For more information on the STEM Fellows program, visit setennesseestem.org or call 423-668- 2426.
Everyone loves to complain about the state of public education. But not everyone is willing to pitch in and do something about it.
The region's STEM work -- short for science, technology, engineering and math -- is one effort trying to bridge that divide. The Southeast Tennessee STEM Initiative is seeking businesses with a desire to improve the quality of public education, and thus the quality of the workforce. Part of its one-year STEM Teaching Fellows program pairs businesses and area teachers together to learn from each other.
The STEM work here was kickstarted by the 2012 opening of STEM School Chattanooga, a Hamilton County public school that opened with support from businesses and nonprofits on the campus of Chattanooga State Community College. But officials are working to spread STEM across Southeast Tennessee through the STEM Innovation Hub.
Aside from working to better educate students in STEM subjects, the regional effort has worked to bring businesses and education together, so that business expectations for the workforce are more aligned with the public schools' output of graduates.

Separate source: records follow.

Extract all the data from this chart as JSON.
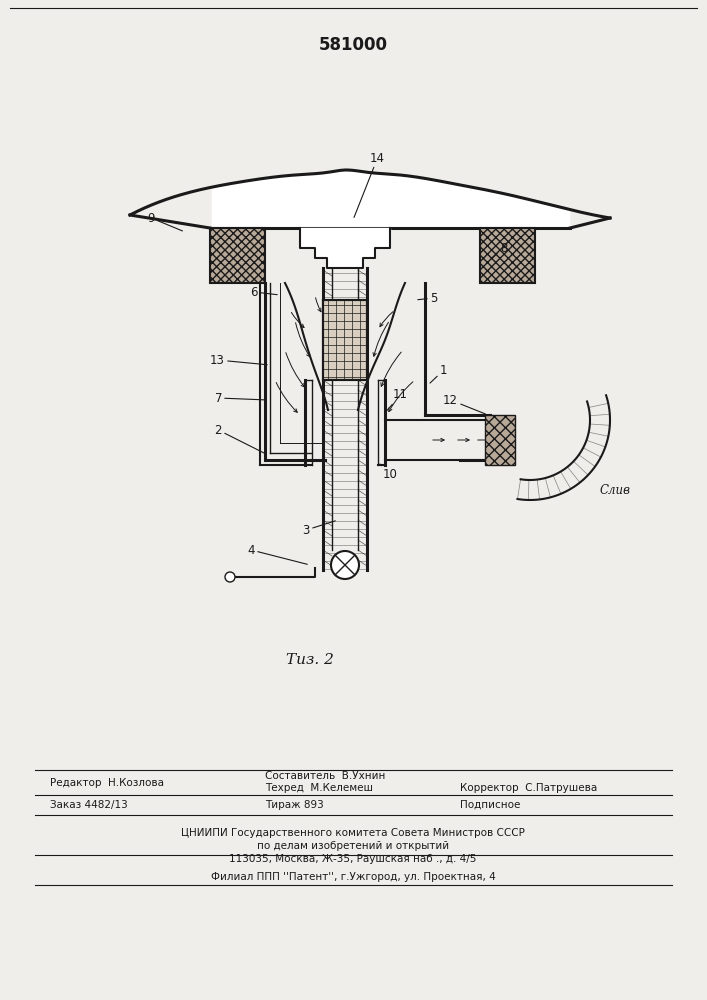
{
  "patent_number": "581000",
  "figure_label": "Τиз. 2",
  "bg_color": "#f0eeea",
  "line_color": "#1a1a1a",
  "footer_col1_line1": "Редактор  Н.Козлова",
  "footer_col2_line1": "Составитель  В.Ухнин",
  "footer_col2_line2": "Техред  М.Келемеш",
  "footer_col3_line2": "Корректор  С.Патрушева",
  "footer_order": "Заказ 4482/13",
  "footer_tirazh": "Тираж 893",
  "footer_podp": "Подписное",
  "footer_cniip1": "ЦНИИПИ Государственного комитета Совета Министров СССР",
  "footer_cniip2": "по делам изобретений и открытий",
  "footer_addr": "113035, Москва, Ж-35, Раушская наб ., д. 4/5",
  "footer_filial": "Филиал ППП ''Патент'', г.Ужгород, ул. Проектная, 4",
  "sliv_label": "Слив"
}
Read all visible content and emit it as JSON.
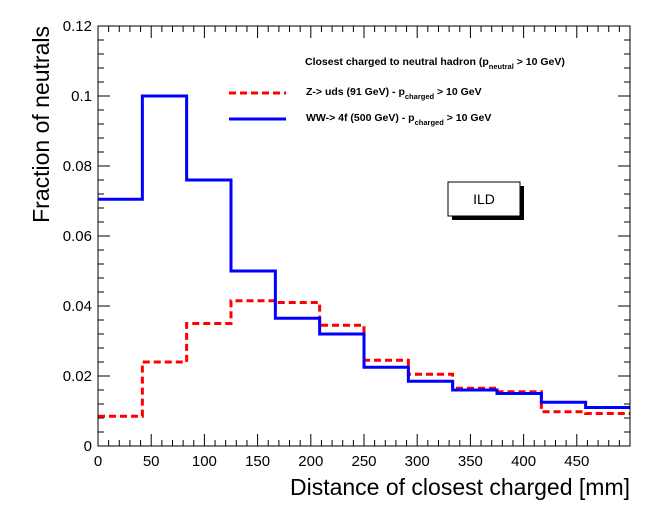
{
  "chart_data": {
    "type": "step-histogram",
    "xlabel": "Distance of closest charged [mm]",
    "ylabel": "Fraction of neutrals",
    "xlim": [
      0,
      500
    ],
    "ylim": [
      0,
      0.12
    ],
    "bin_edges": [
      0,
      41.7,
      83.3,
      125,
      166.7,
      208.3,
      250,
      291.7,
      333.3,
      375,
      416.7,
      458.3,
      500
    ],
    "x_ticks": [
      {
        "value": 0,
        "label": "0"
      },
      {
        "value": 50,
        "label": "50"
      },
      {
        "value": 100,
        "label": "100"
      },
      {
        "value": 150,
        "label": "150"
      },
      {
        "value": 200,
        "label": "200"
      },
      {
        "value": 250,
        "label": "250"
      },
      {
        "value": 300,
        "label": "300"
      },
      {
        "value": 350,
        "label": "350"
      },
      {
        "value": 400,
        "label": "400"
      },
      {
        "value": 450,
        "label": "450"
      }
    ],
    "y_ticks": [
      {
        "value": 0,
        "label": "0"
      },
      {
        "value": 0.02,
        "label": "0.02"
      },
      {
        "value": 0.04,
        "label": "0.04"
      },
      {
        "value": 0.06,
        "label": "0.06"
      },
      {
        "value": 0.08,
        "label": "0.08"
      },
      {
        "value": 0.1,
        "label": "0.1"
      },
      {
        "value": 0.12,
        "label": "0.12"
      }
    ],
    "legend": {
      "header_main": "Closest charged to neutral hadron (p",
      "header_sub": "neutral",
      "header_tail": " > 10 GeV)"
    },
    "series": [
      {
        "name": "Z-> uds (91 GeV)",
        "label_main": "Z-> uds (91 GeV) - p",
        "label_sub": "charged",
        "label_tail": " > 10 GeV",
        "color": "#ff0000",
        "style": "dashed",
        "values": [
          0.0085,
          0.024,
          0.035,
          0.0415,
          0.041,
          0.0345,
          0.0245,
          0.0205,
          0.0165,
          0.0155,
          0.0098,
          0.0093
        ]
      },
      {
        "name": "WW-> 4f (500 GeV)",
        "label_main": "WW-> 4f (500 GeV) - p",
        "label_sub": "charged",
        "label_tail": " > 10 GeV",
        "color": "#0000ff",
        "style": "solid",
        "values": [
          0.0705,
          0.1,
          0.076,
          0.05,
          0.0365,
          0.032,
          0.0225,
          0.0185,
          0.016,
          0.015,
          0.0125,
          0.011
        ]
      }
    ],
    "annotation": "ILD"
  }
}
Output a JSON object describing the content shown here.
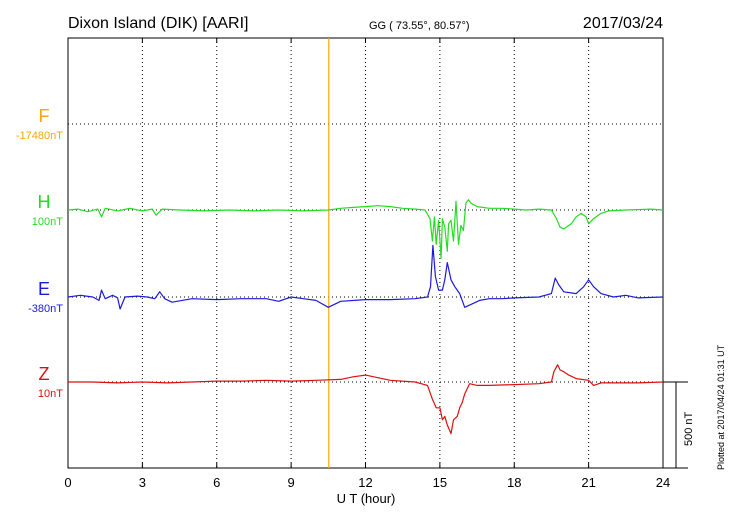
{
  "header": {
    "station": "Dixon Island (DIK)  [AARI]",
    "coords": "GG ( 73.55°,  80.57°)",
    "date": "2017/03/24"
  },
  "side_note": "Plotted at 2017/04/24 01:31  UT",
  "scale_label": "500 nT",
  "chart_data": {
    "type": "line",
    "xlabel": "U T (hour)",
    "xlim": [
      0,
      24
    ],
    "xticks": [
      "0",
      "3",
      "6",
      "9",
      "12",
      "15",
      "18",
      "21",
      "24"
    ],
    "grid": true,
    "series": [
      {
        "name": "F",
        "baseline": "-17480nT",
        "color": "#f5a800",
        "points": [
          [
            10.52,
            -3300
          ],
          [
            10.52,
            3300
          ]
        ]
      },
      {
        "name": "H",
        "baseline": "100nT",
        "color": "#22dd22",
        "points": [
          [
            0,
            0
          ],
          [
            0.4,
            5
          ],
          [
            0.8,
            -10
          ],
          [
            1.2,
            5
          ],
          [
            1.35,
            -40
          ],
          [
            1.5,
            10
          ],
          [
            2.0,
            -5
          ],
          [
            2.5,
            10
          ],
          [
            3.0,
            -5
          ],
          [
            3.4,
            5
          ],
          [
            3.55,
            -30
          ],
          [
            3.8,
            5
          ],
          [
            4.5,
            0
          ],
          [
            5.5,
            -5
          ],
          [
            6.5,
            0
          ],
          [
            7.5,
            -5
          ],
          [
            8.5,
            0
          ],
          [
            9.5,
            -5
          ],
          [
            10.5,
            0
          ],
          [
            11.0,
            10
          ],
          [
            11.5,
            15
          ],
          [
            12.0,
            20
          ],
          [
            12.5,
            25
          ],
          [
            13.0,
            20
          ],
          [
            13.5,
            10
          ],
          [
            14.0,
            5
          ],
          [
            14.4,
            0
          ],
          [
            14.6,
            -50
          ],
          [
            14.7,
            -180
          ],
          [
            14.78,
            -40
          ],
          [
            14.85,
            -200
          ],
          [
            14.95,
            -60
          ],
          [
            15.05,
            -280
          ],
          [
            15.1,
            -50
          ],
          [
            15.2,
            -100
          ],
          [
            15.3,
            -240
          ],
          [
            15.35,
            -80
          ],
          [
            15.45,
            -60
          ],
          [
            15.55,
            -180
          ],
          [
            15.65,
            50
          ],
          [
            15.75,
            -200
          ],
          [
            15.85,
            -90
          ],
          [
            15.95,
            -120
          ],
          [
            16.05,
            40
          ],
          [
            16.15,
            60
          ],
          [
            16.25,
            40
          ],
          [
            16.5,
            20
          ],
          [
            17.0,
            10
          ],
          [
            17.5,
            10
          ],
          [
            18.0,
            5
          ],
          [
            18.5,
            0
          ],
          [
            19.0,
            5
          ],
          [
            19.5,
            0
          ],
          [
            19.7,
            -50
          ],
          [
            19.85,
            -100
          ],
          [
            20.0,
            -110
          ],
          [
            20.3,
            -80
          ],
          [
            20.5,
            -40
          ],
          [
            20.7,
            -20
          ],
          [
            20.9,
            -40
          ],
          [
            21.0,
            -80
          ],
          [
            21.2,
            -50
          ],
          [
            21.5,
            -20
          ],
          [
            21.8,
            -5
          ],
          [
            22.5,
            0
          ],
          [
            23.5,
            5
          ],
          [
            24.0,
            0
          ]
        ]
      },
      {
        "name": "E",
        "baseline": "-380nT",
        "color": "#1a1adb",
        "points": [
          [
            0,
            0
          ],
          [
            0.5,
            10
          ],
          [
            1.0,
            0
          ],
          [
            1.25,
            -20
          ],
          [
            1.35,
            40
          ],
          [
            1.5,
            -10
          ],
          [
            1.8,
            10
          ],
          [
            2.0,
            -5
          ],
          [
            2.1,
            -70
          ],
          [
            2.3,
            0
          ],
          [
            2.8,
            5
          ],
          [
            3.2,
            0
          ],
          [
            3.5,
            -10
          ],
          [
            3.7,
            30
          ],
          [
            3.9,
            -10
          ],
          [
            4.2,
            -30
          ],
          [
            5.0,
            -10
          ],
          [
            6.0,
            -15
          ],
          [
            7.0,
            -10
          ],
          [
            8.0,
            -10
          ],
          [
            8.5,
            -25
          ],
          [
            9.0,
            0
          ],
          [
            9.5,
            -10
          ],
          [
            10.0,
            -20
          ],
          [
            10.5,
            -60
          ],
          [
            11.0,
            -25
          ],
          [
            12.0,
            -15
          ],
          [
            13.0,
            -15
          ],
          [
            14.0,
            -10
          ],
          [
            14.5,
            0
          ],
          [
            14.62,
            60
          ],
          [
            14.72,
            300
          ],
          [
            14.82,
            120
          ],
          [
            14.95,
            40
          ],
          [
            15.1,
            40
          ],
          [
            15.2,
            100
          ],
          [
            15.3,
            200
          ],
          [
            15.45,
            100
          ],
          [
            15.6,
            60
          ],
          [
            15.8,
            20
          ],
          [
            16.0,
            -60
          ],
          [
            16.3,
            -40
          ],
          [
            16.6,
            -20
          ],
          [
            17.0,
            -10
          ],
          [
            17.5,
            -10
          ],
          [
            18.0,
            -5
          ],
          [
            19.0,
            0
          ],
          [
            19.5,
            20
          ],
          [
            19.65,
            110
          ],
          [
            19.8,
            70
          ],
          [
            20.0,
            30
          ],
          [
            20.5,
            20
          ],
          [
            20.8,
            60
          ],
          [
            21.0,
            100
          ],
          [
            21.2,
            60
          ],
          [
            21.5,
            20
          ],
          [
            22.0,
            0
          ],
          [
            22.5,
            10
          ],
          [
            23.0,
            -5
          ],
          [
            24.0,
            0
          ]
        ]
      },
      {
        "name": "Z",
        "baseline": "10nT",
        "color": "#dd1010",
        "points": [
          [
            0,
            0
          ],
          [
            1.0,
            0
          ],
          [
            2.0,
            -5
          ],
          [
            3.0,
            0
          ],
          [
            4.0,
            -5
          ],
          [
            5.0,
            0
          ],
          [
            6.0,
            5
          ],
          [
            7.0,
            5
          ],
          [
            8.0,
            10
          ],
          [
            9.0,
            5
          ],
          [
            10.0,
            10
          ],
          [
            11.0,
            15
          ],
          [
            11.5,
            30
          ],
          [
            12.0,
            40
          ],
          [
            12.5,
            25
          ],
          [
            13.0,
            10
          ],
          [
            14.0,
            0
          ],
          [
            14.5,
            -20
          ],
          [
            14.7,
            -100
          ],
          [
            14.85,
            -150
          ],
          [
            15.0,
            -150
          ],
          [
            15.1,
            -220
          ],
          [
            15.2,
            -200
          ],
          [
            15.3,
            -250
          ],
          [
            15.45,
            -300
          ],
          [
            15.55,
            -220
          ],
          [
            15.7,
            -200
          ],
          [
            15.8,
            -150
          ],
          [
            15.9,
            -120
          ],
          [
            16.0,
            -70
          ],
          [
            16.2,
            -10
          ],
          [
            16.5,
            -20
          ],
          [
            17.0,
            -20
          ],
          [
            18.0,
            -15
          ],
          [
            19.0,
            -10
          ],
          [
            19.5,
            0
          ],
          [
            19.6,
            60
          ],
          [
            19.75,
            100
          ],
          [
            19.85,
            70
          ],
          [
            20.0,
            60
          ],
          [
            20.2,
            40
          ],
          [
            20.5,
            20
          ],
          [
            21.0,
            10
          ],
          [
            21.2,
            -20
          ],
          [
            21.5,
            -5
          ],
          [
            22.0,
            -5
          ],
          [
            23.0,
            -5
          ],
          [
            24.0,
            0
          ]
        ]
      }
    ]
  }
}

"Until you engage in helping teachers understand the workforce that you need, you're not informing the process and helping to make it better," said Keri Randolph, director of learning for the STEM hub. "We feel like this is a way for businesses to engage in a meaningful way."
And the commitment can be minimal. Some businesses can pitch in with just a one-day job shadow to help teachers see what kinds of skills their students are going to need in the future.

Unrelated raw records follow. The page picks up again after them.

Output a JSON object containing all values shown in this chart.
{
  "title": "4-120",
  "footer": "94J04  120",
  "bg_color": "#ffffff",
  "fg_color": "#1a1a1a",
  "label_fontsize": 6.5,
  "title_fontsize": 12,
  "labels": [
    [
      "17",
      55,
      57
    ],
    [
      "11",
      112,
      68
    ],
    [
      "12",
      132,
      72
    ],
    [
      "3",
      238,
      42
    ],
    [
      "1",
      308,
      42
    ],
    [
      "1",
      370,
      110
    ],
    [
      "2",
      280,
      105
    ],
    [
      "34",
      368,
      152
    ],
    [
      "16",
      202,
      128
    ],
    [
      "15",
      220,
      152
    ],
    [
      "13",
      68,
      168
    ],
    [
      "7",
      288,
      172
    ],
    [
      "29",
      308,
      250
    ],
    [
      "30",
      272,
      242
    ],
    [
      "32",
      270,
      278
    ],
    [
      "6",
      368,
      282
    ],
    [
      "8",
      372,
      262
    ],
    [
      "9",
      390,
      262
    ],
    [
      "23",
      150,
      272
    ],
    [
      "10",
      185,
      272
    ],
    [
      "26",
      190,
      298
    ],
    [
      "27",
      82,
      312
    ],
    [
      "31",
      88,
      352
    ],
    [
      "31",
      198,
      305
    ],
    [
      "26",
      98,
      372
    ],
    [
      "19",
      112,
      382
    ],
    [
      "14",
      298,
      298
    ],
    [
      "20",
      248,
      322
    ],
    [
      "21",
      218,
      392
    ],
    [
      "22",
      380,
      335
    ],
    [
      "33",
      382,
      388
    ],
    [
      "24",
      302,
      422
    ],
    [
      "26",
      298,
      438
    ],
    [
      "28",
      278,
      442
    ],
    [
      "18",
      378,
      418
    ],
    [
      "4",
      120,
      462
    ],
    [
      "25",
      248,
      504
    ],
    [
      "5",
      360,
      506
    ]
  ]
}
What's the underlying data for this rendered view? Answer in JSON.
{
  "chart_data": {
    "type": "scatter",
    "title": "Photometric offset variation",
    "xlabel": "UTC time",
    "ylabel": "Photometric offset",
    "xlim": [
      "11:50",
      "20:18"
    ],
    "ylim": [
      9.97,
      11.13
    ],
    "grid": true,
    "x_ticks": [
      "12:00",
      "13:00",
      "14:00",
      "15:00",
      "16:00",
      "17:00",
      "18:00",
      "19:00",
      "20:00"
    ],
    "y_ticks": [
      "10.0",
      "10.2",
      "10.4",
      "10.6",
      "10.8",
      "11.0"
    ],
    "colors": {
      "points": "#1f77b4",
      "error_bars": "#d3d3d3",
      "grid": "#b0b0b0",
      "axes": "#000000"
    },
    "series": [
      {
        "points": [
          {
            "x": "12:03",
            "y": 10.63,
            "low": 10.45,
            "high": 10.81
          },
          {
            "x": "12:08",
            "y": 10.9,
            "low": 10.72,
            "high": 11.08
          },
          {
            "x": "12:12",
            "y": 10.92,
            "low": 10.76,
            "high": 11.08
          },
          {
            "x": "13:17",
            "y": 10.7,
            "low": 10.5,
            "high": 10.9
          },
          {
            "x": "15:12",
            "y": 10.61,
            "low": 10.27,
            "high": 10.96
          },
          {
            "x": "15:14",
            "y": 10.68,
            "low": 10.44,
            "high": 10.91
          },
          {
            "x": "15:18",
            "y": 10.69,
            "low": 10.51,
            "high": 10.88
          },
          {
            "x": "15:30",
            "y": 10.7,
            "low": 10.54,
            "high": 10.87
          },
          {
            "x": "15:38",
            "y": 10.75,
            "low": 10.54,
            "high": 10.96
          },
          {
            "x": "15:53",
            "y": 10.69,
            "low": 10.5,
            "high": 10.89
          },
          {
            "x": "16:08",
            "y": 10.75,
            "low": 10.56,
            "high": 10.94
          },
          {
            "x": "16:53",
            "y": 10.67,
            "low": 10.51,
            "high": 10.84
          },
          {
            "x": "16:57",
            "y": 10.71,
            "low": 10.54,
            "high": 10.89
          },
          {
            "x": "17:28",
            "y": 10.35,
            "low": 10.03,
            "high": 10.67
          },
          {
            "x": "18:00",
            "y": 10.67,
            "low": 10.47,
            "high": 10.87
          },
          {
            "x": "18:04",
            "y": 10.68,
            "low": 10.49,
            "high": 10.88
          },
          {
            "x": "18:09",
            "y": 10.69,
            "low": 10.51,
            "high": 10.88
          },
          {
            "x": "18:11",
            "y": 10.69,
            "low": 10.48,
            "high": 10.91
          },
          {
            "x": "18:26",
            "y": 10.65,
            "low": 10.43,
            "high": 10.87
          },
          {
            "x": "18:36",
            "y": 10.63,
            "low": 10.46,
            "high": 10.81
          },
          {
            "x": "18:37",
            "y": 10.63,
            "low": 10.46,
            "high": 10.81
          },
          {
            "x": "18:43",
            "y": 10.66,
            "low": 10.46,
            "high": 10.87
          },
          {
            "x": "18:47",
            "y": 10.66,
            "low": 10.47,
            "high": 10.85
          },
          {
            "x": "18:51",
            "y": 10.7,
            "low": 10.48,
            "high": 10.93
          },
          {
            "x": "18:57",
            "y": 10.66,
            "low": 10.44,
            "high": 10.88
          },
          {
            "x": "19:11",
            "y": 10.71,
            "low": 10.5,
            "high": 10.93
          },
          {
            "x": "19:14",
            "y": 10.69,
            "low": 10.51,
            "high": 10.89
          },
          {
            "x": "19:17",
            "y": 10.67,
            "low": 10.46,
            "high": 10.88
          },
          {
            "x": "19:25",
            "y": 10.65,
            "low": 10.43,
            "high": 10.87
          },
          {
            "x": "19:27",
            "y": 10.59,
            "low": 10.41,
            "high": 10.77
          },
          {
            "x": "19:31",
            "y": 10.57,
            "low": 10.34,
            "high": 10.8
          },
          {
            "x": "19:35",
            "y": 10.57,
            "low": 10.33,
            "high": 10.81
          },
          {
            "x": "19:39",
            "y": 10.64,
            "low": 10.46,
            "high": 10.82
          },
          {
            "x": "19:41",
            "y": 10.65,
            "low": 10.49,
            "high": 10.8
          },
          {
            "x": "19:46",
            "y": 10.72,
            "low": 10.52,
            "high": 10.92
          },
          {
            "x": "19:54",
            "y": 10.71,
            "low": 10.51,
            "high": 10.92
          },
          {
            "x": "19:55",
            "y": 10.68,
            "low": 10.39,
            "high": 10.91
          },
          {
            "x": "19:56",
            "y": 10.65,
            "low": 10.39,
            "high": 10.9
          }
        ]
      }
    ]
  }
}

"I mean it's literally work I do every day," said Jason Kos, a systems manager at Unum Group in Chattanooga. "The chores, the tasks I do every day. My team was happy to have them. Everybody gets a kick of interacting with somebody outside the organization and engaging in a little show-and-tell."

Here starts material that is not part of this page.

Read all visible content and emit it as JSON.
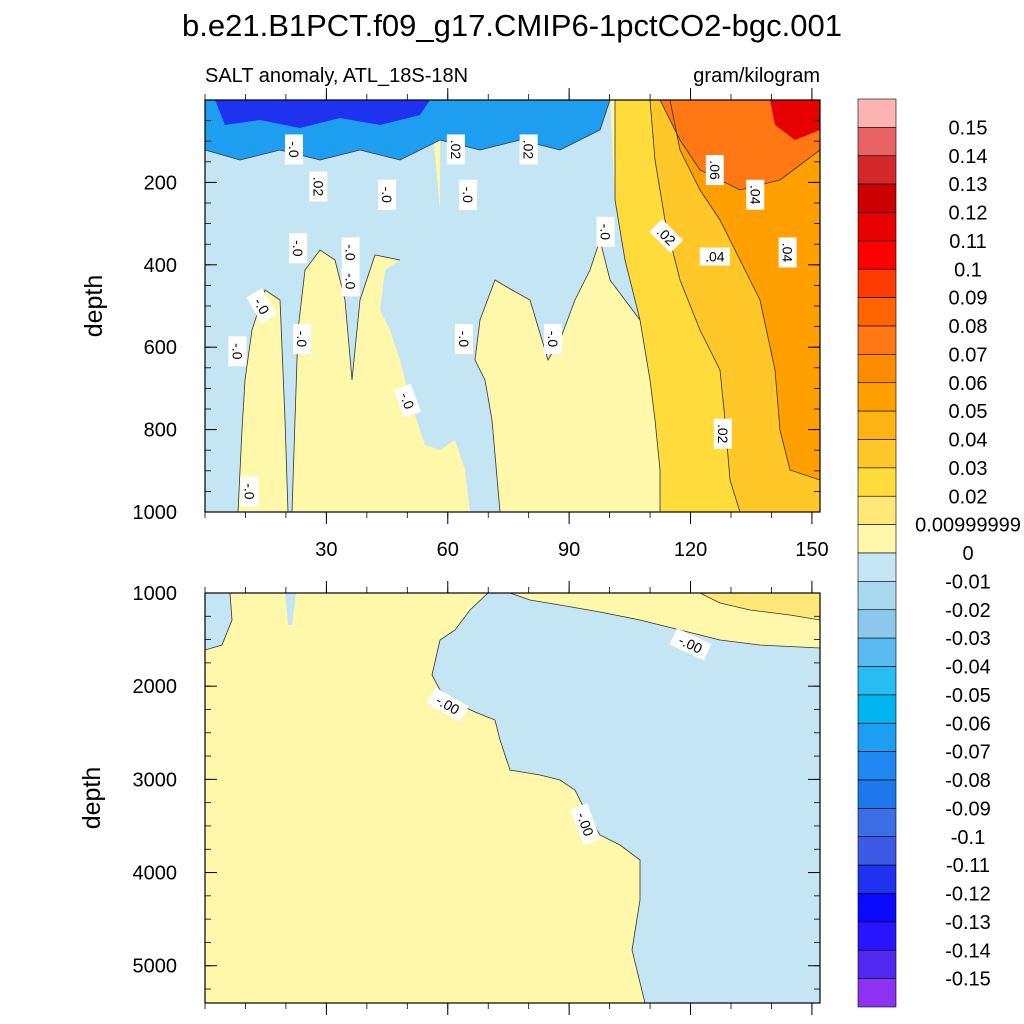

Kos, who is responsible for maintaining some 4,500 employee laptops, phones and tablets at Unum, played host to a middle school science teacher. It was a jam-packed eight-hour day. The teacher learned about Unum's technology infrastructure and applications, but Kos said he learned a lot, too -- specifically, how difficult it is for schools to keep up with the latest technology.
"Coming from a business perspective and him coming from an education perspective, we kind of met in the middle on the technology perspective," he said. "I thought it was really worthwhile."
And teachers, do, too. At a recent graduation ceremony for 34 teachers who completed the 2013-14 STEM Teaching Fellows program, several teachers specifically mentioned the value of learning directly from business professionals.
"It was an awesome opportunity," said Blount County science teacher Kendal Terry. "And it is one that really did change what I thought STEM was -- to see these things that take place in STEM classes and in STEM settings in the real world."
Terry shadowed an engineer at Maryville's Standard Aero, which assembles, repairs and tests aircraft parts. While the day was full of meetings and troubleshooting, one lesson stands out. An engineer was troubleshooting a problem with a machinist on the floor. To show how he wrote a new program for a machine, he handed Terry a stack of papers full of complicated math formulas. But the engineer said to ignore the first first pages of work. It was all wrong. Only on the fifth page did he come to the right answer.
Terry realized the importance of failure. It happens in the real world and should happen in schools, too.
"They're not always going to get a gold star. They're not always going to get a trophy. They're not always going to get an A," he said. "They're going to be handled a problem and they're going to have to come up with a solution."